Green is the New Black in Sustainable Fashion
Textile waste has been on the rise in recent years because of “fast fashion” trends. Companies are exploring ways to recycle these otherwise discarded materials.
Published June 1, 2018
By Mandy Carr
Academy Contributor
How much stuff do you have in your closet? If you’re like most people, it’s way too much and with clothing you probably seldom wear. According to Mattias Wallander, CEO of USAgain, Americans purchase five times as much clothing as they did in 1980 — largely due to “fast-fashion” — low-quality, inexpensive fashions typically found at retailers like H&M and Forever 21. As a result, textile waste grew 40 percent between 1999 and 2009, according to the Council for Textile Recycling. In 2014 the EPA reported that 10,460,000 tons of textile waste was thrown into landfills.
In the State of Fashion 2018 report by Business of Fashion and McKinsey & Company, Dame Ellen MacArthur said, “Today’s textiles economy is so wasteful that in a business-as-usual scenario, by 2050 we will have released over 20 million tons of plastic microfibers into the ocean.” Those stats show a frightening trend, but according to a 2014 article in The Atlantic, of the clothing that is collected by charities: 45 percent is used for secondhand clothing, 30 percent is cut down and made into industrial rags, 20 percent is ground down and reproduced and five percent is unusable. Less than one percent is recycled into new textile fiber.
Barriers to Recycling Textiles
So why isn’t more disused clothing being recycled?
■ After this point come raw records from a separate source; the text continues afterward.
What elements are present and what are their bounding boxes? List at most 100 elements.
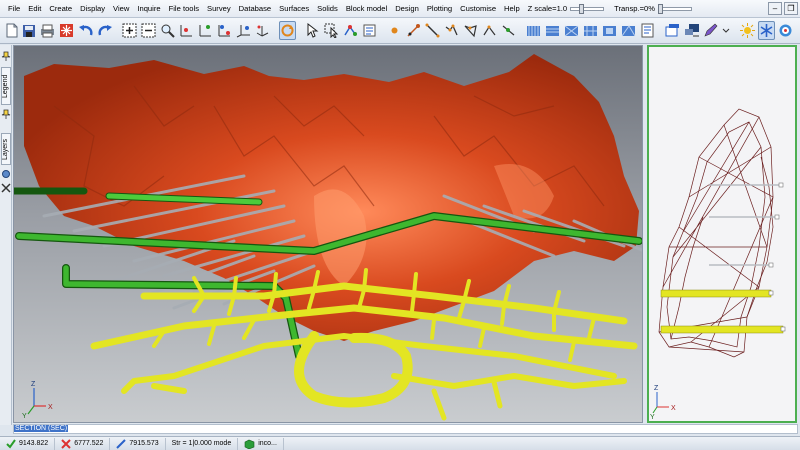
layer-button[interactable] [664,21,681,40]
zoom-window-button[interactable] [159,21,176,40]
undo-button[interactable] [77,21,94,40]
menu-block-model[interactable]: Block model [342,0,391,18]
z-scale-label: Z scale=1.0 [527,4,568,13]
chevron-down-icon [722,28,730,33]
pin-icon[interactable] [1,109,11,119]
target-button[interactable] [777,21,794,40]
z-scale-slider[interactable] [570,3,605,14]
view-section-button[interactable] [197,21,214,40]
polyline-button[interactable] [443,21,460,40]
snowflake-button[interactable] [758,21,775,40]
toolbar [0,18,800,44]
side-axis-y-label: Y [650,414,655,421]
redo-button[interactable] [96,21,113,40]
network-button[interactable] [683,21,700,40]
menu-file[interactable]: File [4,0,24,18]
section-drives [660,289,784,334]
zoom-out-icon [141,23,156,38]
solid-tool-6-button[interactable] [620,21,637,40]
solid-tool-4-button[interactable] [582,21,599,40]
magnifier-icon [161,24,175,38]
solid-blue-icon [584,26,597,36]
polyline-icon [445,24,458,36]
print-button[interactable] [39,21,56,40]
axis-slash-icon [116,438,127,449]
wireframe-outline [658,108,774,358]
minimize-button[interactable]: – [768,2,782,15]
menu-plotting[interactable]: Plotting [423,0,456,18]
command-line[interactable]: SECTION (SEC) [13,424,798,434]
zoom-out-button[interactable] [140,21,157,40]
legend-tab[interactable]: Legend [1,67,11,105]
reports-button[interactable] [639,21,656,40]
line-button[interactable] [424,21,441,40]
cursor-icon [307,23,319,38]
status-bar: 9143.822 6777.522 7915.573 Str = 1|0.000… [0,436,800,450]
solid-tool-5-button[interactable] [601,21,618,40]
view-plan-button[interactable] [178,21,195,40]
view-3d-button[interactable] [235,21,252,40]
restore-button[interactable]: ❐ [784,2,798,15]
sun-icon [740,23,755,38]
menu-bar: File Edit Create Display View Inquire Fi… [0,0,800,18]
polygon-icon [464,25,477,38]
z-scale-thumb[interactable] [579,3,585,14]
menu-solids[interactable]: Solids [313,0,342,18]
stop-button[interactable] [58,21,75,40]
light-button[interactable] [739,21,756,40]
select-window-button[interactable] [323,21,340,40]
edit-points-button[interactable] [342,21,359,40]
layer-icon [665,24,679,37]
axis-y-label: Y [22,413,27,420]
new-file-button[interactable] [4,21,19,40]
menu-survey[interactable]: Survey [203,0,235,18]
transparency-slider[interactable] [658,3,693,14]
window-controls: – ❐ [768,2,798,15]
pencil-button[interactable] [702,21,719,40]
view-iso-button[interactable] [254,21,271,40]
string-icon [407,24,420,37]
main-3d-view[interactable]: Z X Y [13,45,643,423]
menu-customise[interactable]: Customise [456,0,500,18]
layers-tab[interactable]: Layers [1,133,11,165]
solid-tool-1-button[interactable] [525,21,542,40]
properties-icon [363,24,376,37]
axis-cross-icon [61,438,71,449]
save-button[interactable] [21,21,37,40]
split-icon [502,25,515,36]
menu-help[interactable]: Help [500,0,524,18]
view-long-button[interactable] [216,21,233,40]
zoom-in-button[interactable] [121,21,138,40]
rotate-button[interactable] [279,21,296,40]
transparency-thumb[interactable] [658,3,664,14]
properties-button[interactable] [361,21,378,40]
pencil-icon [704,23,718,37]
point-button[interactable] [386,21,403,40]
join-button[interactable] [481,21,498,40]
menu-design[interactable]: Design [391,0,423,18]
report-icon [641,23,654,38]
dropdown-button[interactable] [721,21,731,40]
menu-create[interactable]: Create [45,0,76,18]
side-section-view[interactable]: Z X Y [647,45,797,423]
string-button[interactable] [405,21,422,40]
pin-icon[interactable] [1,51,11,61]
solid-tool-3-button[interactable] [563,21,580,40]
solid-tool-2-button[interactable] [544,21,561,40]
polygon-button[interactable] [462,21,479,40]
select-button[interactable] [304,21,321,40]
menu-display[interactable]: Display [76,0,109,18]
join-icon [483,25,496,36]
tools-icon[interactable] [1,183,11,193]
layers-icon[interactable] [1,169,11,179]
menu-file-tools[interactable]: File tools [165,0,203,18]
menu-view[interactable]: View [109,0,133,18]
split-button[interactable] [500,21,517,40]
menu-surfaces[interactable]: Surfaces [275,0,313,18]
menu-database[interactable]: Database [235,0,276,18]
printer-icon [41,24,54,37]
menu-inquire[interactable]: Inquire [133,0,164,18]
command-line-text: SECTION (SEC) [14,425,69,432]
menu-edit[interactable]: Edit [24,0,45,18]
plan-view-icon [180,25,192,37]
According to Natasha Franck, the founder of EON, a collective focused on making fashion sustainable, the biggest barrier to recycling textiles is the lack of material transparency. Fabric cannot be recycled if its composition is unknown. Seventy percent of retailers plan to provide item level tagging by 2021 and EON is developing the first global tagging system for textile recycling, making it easier to sort through fabrics.
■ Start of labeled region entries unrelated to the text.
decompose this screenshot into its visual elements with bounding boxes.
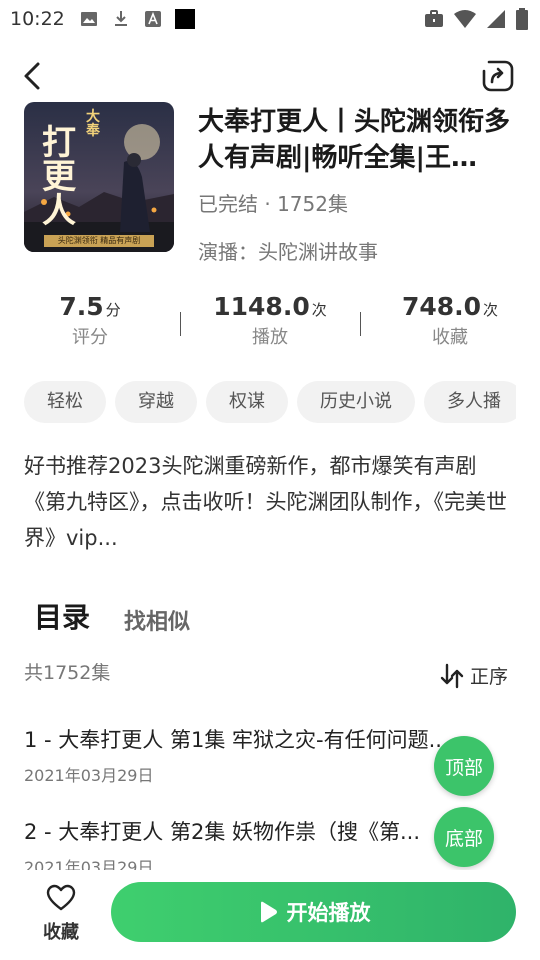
stat-plays-unit: 次: [311, 301, 327, 319]
stat-rating-label: 评分: [72, 327, 108, 348]
book-title: 大奉打更人丨头陀渊领衔多人有声剧|畅听全集|王…: [198, 107, 511, 173]
tag-chip[interactable]: 历史小说: [297, 381, 415, 423]
sort-label: 正序: [470, 666, 509, 688]
book-cover[interactable]: 大奉 打更人 头陀渊领衔 精品有声剧: [24, 102, 174, 252]
image-icon: [79, 9, 99, 29]
tag-chip[interactable]: 穿越: [115, 381, 197, 423]
cover-corner-text: 大奉: [86, 109, 100, 139]
scroll-bottom-button[interactable]: 底部: [434, 807, 494, 867]
sort-arrows-icon: [440, 663, 464, 688]
stat-favorites-label: 收藏: [432, 327, 468, 348]
share-button[interactable]: [480, 58, 516, 94]
status-time: 10:22: [10, 8, 65, 30]
stats-row: 7.5 分 评分 1148.0 次 播放 748.0 次 收藏: [0, 292, 540, 356]
cover-banner: 头陀渊领衔 精品有声剧: [57, 236, 141, 245]
battery-icon: [516, 8, 528, 34]
episode-count: 共1752集: [24, 662, 111, 684]
start-play-label: 开始播放: [286, 901, 371, 925]
favorite-button[interactable]: 收藏: [30, 884, 92, 944]
stat-plays: 1148.0 次 播放: [180, 292, 360, 349]
status-bar: 10:22: [0, 0, 540, 38]
tab-similar[interactable]: 找相似: [124, 604, 190, 636]
tag-chip[interactable]: 多人播: [424, 381, 516, 423]
cover-big-text: 打更人: [42, 123, 76, 231]
bottom-bar: 收藏 开始播放: [0, 870, 540, 960]
download-icon: [111, 9, 131, 29]
tag-list: 轻松 穿越 权谋 历史小说 多人播: [24, 381, 516, 423]
play-icon: [257, 900, 279, 924]
sort-button[interactable]: 正序: [440, 662, 508, 689]
favorite-label: 收藏: [43, 922, 79, 943]
stat-favorites-value: 748.0: [401, 292, 482, 321]
stat-plays-label: 播放: [252, 327, 288, 348]
stat-rating-value: 7.5: [59, 292, 104, 321]
stat-favorites: 748.0 次 收藏: [360, 292, 540, 349]
heart-icon: [46, 884, 76, 911]
briefcase-icon: [424, 9, 444, 33]
book-narrator[interactable]: 演播：头陀渊讲故事: [198, 236, 378, 265]
tag-chip[interactable]: 轻松: [24, 381, 106, 423]
wifi-icon: [454, 9, 476, 33]
share-icon: [482, 60, 514, 92]
back-button[interactable]: [20, 58, 52, 94]
status-right: [424, 8, 528, 34]
tag-chip[interactable]: 权谋: [206, 381, 288, 423]
black-square-icon: [174, 9, 195, 29]
stat-plays-value: 1148.0: [213, 292, 310, 321]
stat-rating: 7.5 分 评分: [0, 292, 180, 349]
stat-favorites-unit: 次: [483, 301, 499, 319]
scroll-top-button[interactable]: 顶部: [434, 736, 494, 796]
tab-catalog[interactable]: 目录: [34, 596, 90, 636]
stat-rating-unit: 分: [105, 301, 121, 319]
book-description[interactable]: 好书推荐2023头陀渊重磅新作，都市爆笑有声剧《第九特区》，点击收听！头陀渊团队…: [24, 448, 516, 556]
book-status: 已完结 · 1752集: [198, 192, 348, 216]
back-arrow-icon: [24, 62, 40, 90]
signal-icon: [486, 9, 506, 33]
a-box-icon: [143, 9, 163, 29]
start-play-button[interactable]: 开始播放: [111, 882, 516, 942]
Some retail companies are developing their own solutions. International fashion retailer Zara, for example, is installing collection bins across all its stores in China, while Swedish retailer H&M, has invested in Re:Newcell the first garment in the world made from chemically recycled used textiles. C&A introduced a mass market price T-shirt that is “Cradle-to-Cradle” certified i.e. designers and manufactures have undergone a continual improvement process that looks at five quality categories; material health, material reutilization, renewable energy and carbon management, water stewardship, and social fairness. Each product receives a level of achievement in each category — basic, bronze, silver, gold or platinum.
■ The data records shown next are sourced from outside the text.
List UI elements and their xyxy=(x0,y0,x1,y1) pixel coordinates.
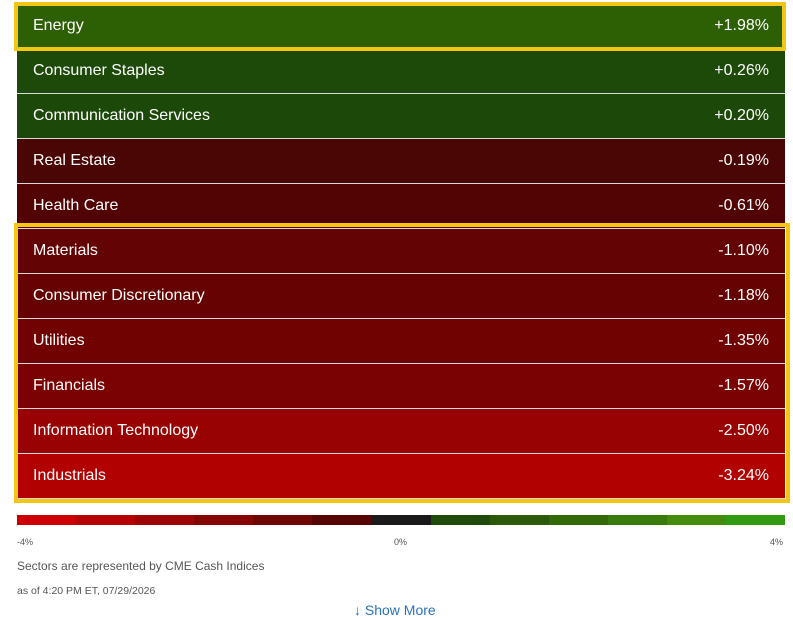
scale-segment xyxy=(607,515,667,525)
sector-row[interactable]: Utilities -1.35% xyxy=(17,319,785,364)
scale-segment xyxy=(76,515,136,525)
scale-min-label: -4% xyxy=(17,537,34,547)
sector-name: Real Estate xyxy=(33,152,116,169)
sector-row[interactable]: Health Care -0.61% xyxy=(17,184,785,229)
sector-change: -1.18% xyxy=(718,287,769,304)
sector-row[interactable]: Consumer Discretionary -1.18% xyxy=(17,274,785,319)
sector-name: Energy xyxy=(33,17,84,34)
sector-name: Industrials xyxy=(33,467,106,484)
source-note: Sectors are represented by CME Cash Indi… xyxy=(17,559,265,573)
scale-segment xyxy=(548,515,608,525)
sector-change: -1.57% xyxy=(718,377,769,394)
sector-row[interactable]: Real Estate -0.19% xyxy=(17,139,785,184)
sector-name: Consumer Staples xyxy=(33,62,165,79)
sector-name: Health Care xyxy=(33,197,119,214)
scale-segment xyxy=(430,515,490,525)
sector-change: -0.61% xyxy=(718,197,769,214)
sector-change: -1.10% xyxy=(718,242,769,259)
scale-mid-label: 0% xyxy=(394,537,408,547)
show-more-link[interactable]: ↓ Show More xyxy=(354,602,436,618)
scale-segment xyxy=(666,515,726,525)
scale-segment xyxy=(194,515,254,525)
color-scale-legend xyxy=(17,515,786,525)
sector-name: Information Technology xyxy=(33,422,199,439)
sector-row[interactable]: Energy +1.98% xyxy=(17,4,785,49)
sector-name: Financials xyxy=(33,377,106,394)
sector-row[interactable]: Information Technology -2.50% xyxy=(17,409,785,454)
scale-segment xyxy=(17,515,77,525)
scale-segment xyxy=(371,515,431,525)
sector-row[interactable]: Communication Services +0.20% xyxy=(17,94,785,139)
sector-change: +0.26% xyxy=(714,62,769,79)
sector-name: Communication Services xyxy=(33,107,210,124)
sector-row[interactable]: Industrials -3.24% xyxy=(17,454,785,499)
scale-segment xyxy=(489,515,549,525)
scale-segment xyxy=(135,515,195,525)
sector-row[interactable]: Consumer Staples +0.26% xyxy=(17,49,785,94)
sector-performance-list: Energy +1.98% Consumer Staples +0.26% Commun… xyxy=(17,4,785,499)
sector-change: -1.35% xyxy=(718,332,769,349)
scale-segment xyxy=(312,515,372,525)
timestamp: as of 4:20 PM ET, 07/29/2026 xyxy=(17,585,156,597)
sector-change: +1.98% xyxy=(714,17,769,34)
sector-change: -0.19% xyxy=(718,152,769,169)
scale-max-label: 4% xyxy=(770,537,784,547)
sector-row[interactable]: Financials -1.57% xyxy=(17,364,785,409)
sector-change: -3.24% xyxy=(718,467,769,484)
scale-segment xyxy=(725,515,786,525)
scale-segment xyxy=(253,515,313,525)
sector-name: Materials xyxy=(33,242,98,259)
sector-name: Utilities xyxy=(33,332,85,349)
sector-row[interactable]: Materials -1.10% xyxy=(17,229,785,274)
sector-name: Consumer Discretionary xyxy=(33,287,205,304)
sector-change: +0.20% xyxy=(714,107,769,124)
sector-change: -2.50% xyxy=(718,422,769,439)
Many cities have their own recycling programs. New York City has NYC Grow collection points to donate clothing. Unwanted clothes are picked up at collection stations and then taken to a facility to be sorted and recycled. Germany-based I:CO — short for I:Collect — provides global solutions for collection, reuse and recycling of used clothing and shoes. Their worldwide take-back system and logistics network currently operates in 60 countries and helps cities and retail outlets to develop recycling solutions.